Hey there, time traveller!
This article was published 25/10/2012 (1306 days ago), so information in it may no longer be current.
Industry Minister Christian Paradis has blocked the foreign takeover of a Canadian natural gas producer, astonishing the oil and gas industry. The $16-billion purchase of Calgary-based Progress Energy Resources by the Malaysian national oil company, Petronas, had provoked no public outcry; nor had it encountered resistance from the Industry Department in discussions with the companies. Following the official thumbs-down late Friday, Progress and Petronas set to work this week to find out what they have to do to win approval of the deal.
Prime Minister Stephen Harper told his Monday news conference in Ottawa the government still intended "to put out a clear and new policy framework regarding these sorts of transactions" in the near future. Neither he nor Mr. Paradis said what was wrong with the Petronas purchase of Progress beyond the puzzling conclusion that it was not of net benefit to Canada.
After weeks of discussions with the department, Progress Energy chief executive Michael Culbert was not aware that the government had any objections to the takeover.
On its face, the deal is of great benefit to Canada. The two companies are partners in a plan to build a natural gas liquefication plant at Prince Rupert, B.C., for export of gas from Progress' shale gas properties in Alberta and B.C. Western Canada is glutted with natural gas while Malaysia is running short and is eager to buy Canada's surplus.

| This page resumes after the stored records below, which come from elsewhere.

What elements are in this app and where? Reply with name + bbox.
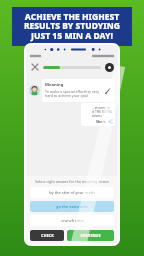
staticText: Meaning (45, 82, 64, 88)
button[interactable]: Meaning (42, 79, 115, 102)
staticText: Share (96, 119, 107, 124)
button[interactable]: by the skin of your teeth (30, 187, 114, 198)
staticText: go the extra mile (56, 204, 88, 209)
button[interactable]: Close (30, 62, 40, 72)
staticText: To make a special effort/try very hard t… (45, 89, 100, 99)
button[interactable]: Settings (105, 63, 114, 72)
staticText: …elcome in d THE EXTRA ations." (92, 105, 113, 118)
button[interactable]: crunch time (30, 215, 114, 226)
button[interactable]: go the extra mile (30, 201, 114, 212)
staticText: ACHIEVE THE HIGHEST RESULTS BY STUDYING … (16, 11, 128, 42)
button[interactable]: CONTINUE (67, 230, 114, 241)
staticText: by the skin of your teeth (49, 190, 95, 195)
button[interactable]: CHECK (30, 230, 64, 241)
staticText: crunch time (61, 218, 84, 223)
staticText: CHECK (41, 233, 54, 238)
staticText: CONTINUE (80, 233, 101, 238)
button[interactable]: Share (96, 119, 113, 124)
staticText: Select right answer for the meaning abov… (30, 179, 114, 184)
button[interactable]: Edit (104, 87, 112, 95)
button[interactable]: …elcome in d THE EXTRA ations." (81, 103, 115, 126)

The elephant in the room is the Chinese takeover of Nexen. The government has not yet said yes or no to the controversial plan of the Chinese National Offshore Oil Company -- CNOOC -- to acquire all the shares of Calgary-based Nexen Energy Resources. That deal would make an agency of China's government and of its ruling Communist party a player in the Alberta oilsands. If Mr. Harper says yes to the national oil company of Malaysia today, it might seem rude to turn around and say no to the national oil company of China a few weeks later. The government at the 11th hour sought delay of the decision on Progress and Petronas but the companies could not comply.

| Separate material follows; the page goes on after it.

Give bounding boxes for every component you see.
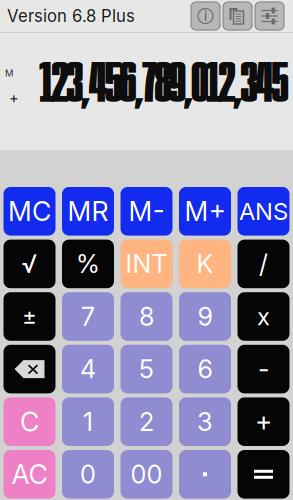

The government's solution for the moment is to be rude to everyone. The Petronas takeover has been put on hold though the government has shown no fault in the deal and no one is complaining about it. Investors around the world are left scratching their heads about investing in Canadian oil and gas firms. Mr. Harper has reiterated that the government welcomes foreign investment as long as it provides a net benefit to Canada, but that is hard to prove at the moment.